CHICAGO -- The Chicago Blackhawks have different views on whether the St. Louis Blues automatically replace the Detroit Red Wings as their primary division rival, but they agree playing the Blues will be significant this season.
Blackhawks forward Brandon Bollig, a St. Louis native, believes the Blues move into the Red Wings' rivalry spot with Detroit realigned to the Eastern Conference this season.
"I would say so, yeah," Bollig said after Monday's practice. "Obviously they're close, and we play them all the time. The way our two teams match up, they're always intense games. I would definitely say they're our biggest rival in the division now. I'm sure each and every game will be pretty exciting."

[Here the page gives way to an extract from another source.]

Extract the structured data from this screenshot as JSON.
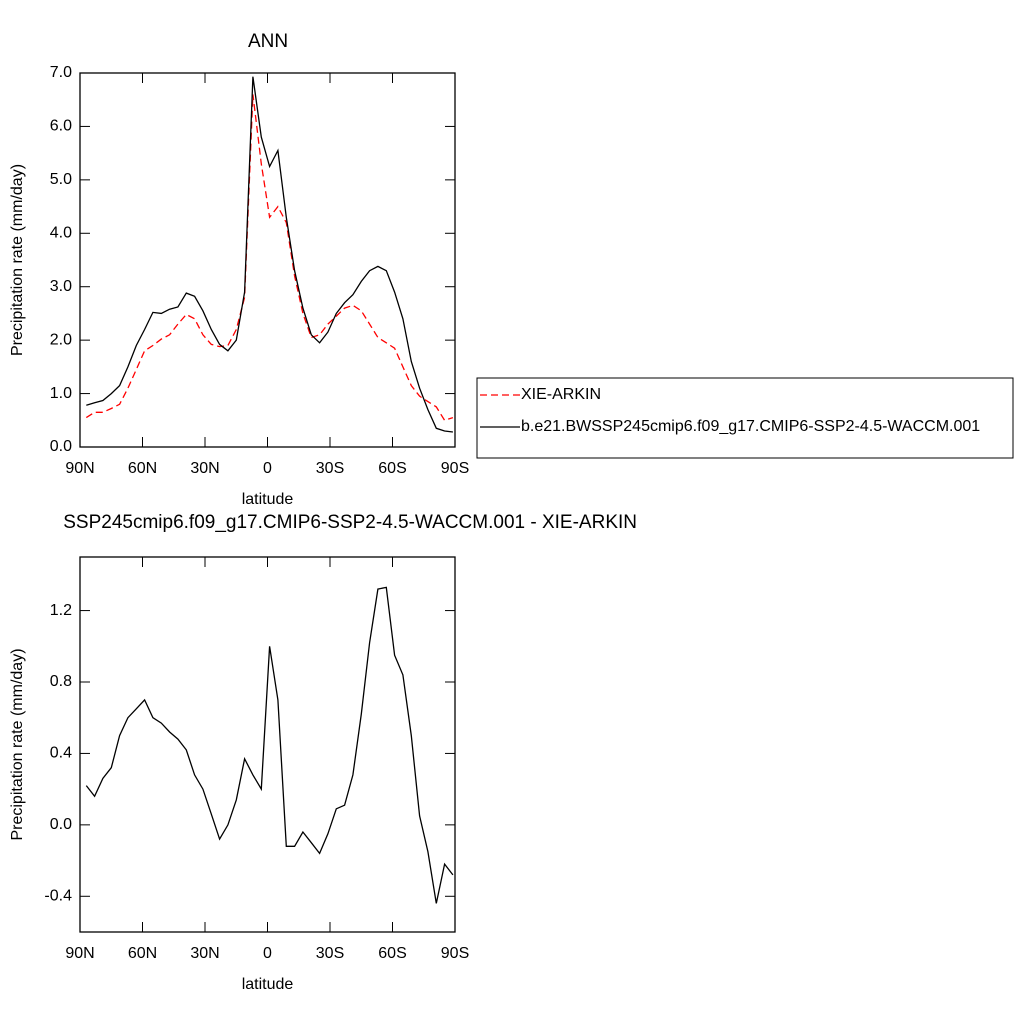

Blackhawks forward Patrick Kane wasn't so quick to declare the Blues a major rival, but he believes Wednesday's game in St. Louis would be a tough one for the Blackhawks.
"These are games you get up for especially on the road against St. Louis," Kane said. "You know they're going to be ready to play against us. For us, we want to make sure we're playing a playoff-type game, be simple, be smart and be physical. Take the physicalness to them like they usually try to do us.
"As far as a rivalry, that usually comes from the fans' standpoint. I think in the locker room our biggest rivalry has been Vancouver for the past few years. If another team comes up and takes that Detroit spot, then we'll make it what it is."
The Blackhawks have owned the Blues in recent seasons with a 32-17-4 record against them since 2005. They haven't had a losing season against St. Louis since 2000-01.
The Blues are considered by many as the Blackhawks' biggest division and conference threat this season. Six ESPN hockey experts picked the Blues over the Blackhawks to represent the Central division in the Western Conference finals this season.
"They're a very good team," Blackhawks coach Joel Quenneville said. "Over the last 2-3 years, they're as good as anybody over the regular season.
"I think they got a lot of good things about their team that make them successful. One thing is they play hard, they play physical, they go to the hard areas and they make you play a hard game. We find when we go in there we have to be all committed to playing that type of game and everybody contributing and don't be influenced in where you have to go to be successful."
Adding to the importance of division games this season is the NHL's change in playoff format. The top three teams from each division earn a playoff bid, and most teams will play other division opponents for the first two playoff rounds.
"They're more valuable knowing that standings-wise you position yourself to what's going to happen in the playoffs," Quenneville said. "Knowing you're playing those teams, I think you're going to be looking at St. Louis thinking this could be a very important game in the way things could set up in the course of a season. They got off two big starts to their games at home there. I'm sure they're excited about playing us as well."